After joining Microsoft Corporation in 2013 as corporate vice president of the Data Group, Sirosh led the charge in using AI in the company’s database, big data, and machine learning offerings. AI wasn’t new at Microsoft. For example, the company had brought in a data scientist in 2008 to develop machine learning tools that would improve its search engine, Bing, in a market dominated by Google. Since then, AI has helped Bing more than double its share of the search engine market (to 20%); as of 2015, Bing generated more than a $1 billion in revenue every quarter. (That was the year Bing became a profitable business for Microsoft.) Microsoft’s use of AI now extends far beyond that, including to its Azure cloud computing service, which puts the company’s AI tools in the hands of Azure customers. (Disclosure: Microsoft is a TCS client.)
Start in the back office, not the front office. You might think companies will get the greatest returns on AI in business functions that touch customers every day (like marketing, sales, and service) or by embedding it in the products they sell to customers (e.g., the self-driving car, the self-cleaning barbeque grill, the self-replenishing refrigerator, etc.). Our research says otherwise. We asked survey participants to estimate their returns on AI in revenue and cost improvements, and then we compared the survey answers of the companies with the greatest improvements (call them “AI leaders”) to the answers of companies with the smallest improvements (“AI followers”). Some 51% of our AI leaders predicted that by 2020 AI will have its biggest internal impact on their back-office functions of IT and finance/accounting; only 34% of AI followers said the same thing. Conversely, 43% of AI followers said AI’s impact would be greatest in the front-office areas of marketing, sales, and services, yet only 26% of the AI leaders felt it would be there. We believe the leaders have the right idea: Focus your AI initiatives in the back-office, particularly where there are lots of computer-to-computer interactions in IT and finance/accounting.

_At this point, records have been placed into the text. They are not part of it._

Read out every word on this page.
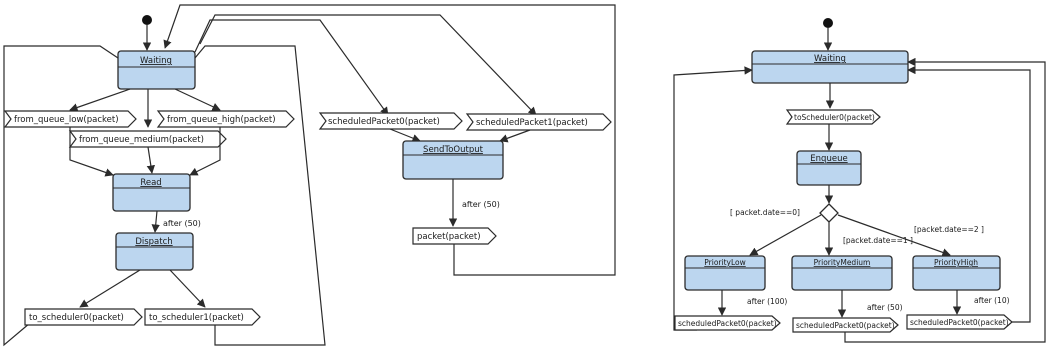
Waiting
from_queue_low(packet)	from_queue_high(packet)
from_queue_medium(packet)
Read
after (50)
Dispatch
to_scheduler0(packet)	to_scheduler1(packet)
scheduledPacket0(packet)	scheduledPacket1(packet)
SendToOutput
after (50)
packet(packet)
Waiting
toScheduler0(packet)
Enqueue
[ packet.date==0]
[packet.date==1 ]
[packet.date==2 ]
PriorityLow	PriorityMedium	PriorityHigh
after (100)
after (50)
after (10)
scheduledPacket0(packet)	scheduledPacket0(packet) scheduledPacket0(packet)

Computers today are far better at managing other computers and, in general, inanimate objects or digital information than they are at managing human interactions. When companies use AI in this sphere, they don’t have to eliminate jobs. Yet the job-destroying applications of AI are what command the headlines: driverless cars and trucks, robotic restaurant order-takers and food preparers, and more.
Make no mistake: Automation and artificial intelligence will eliminate some jobs. Chatbots for customer service have proliferated; robots on the factory floor are real. But we believe companies would be wise to use AI first where their computers already interact. There’s plenty of low-hanging fruit there to keep them busy for years.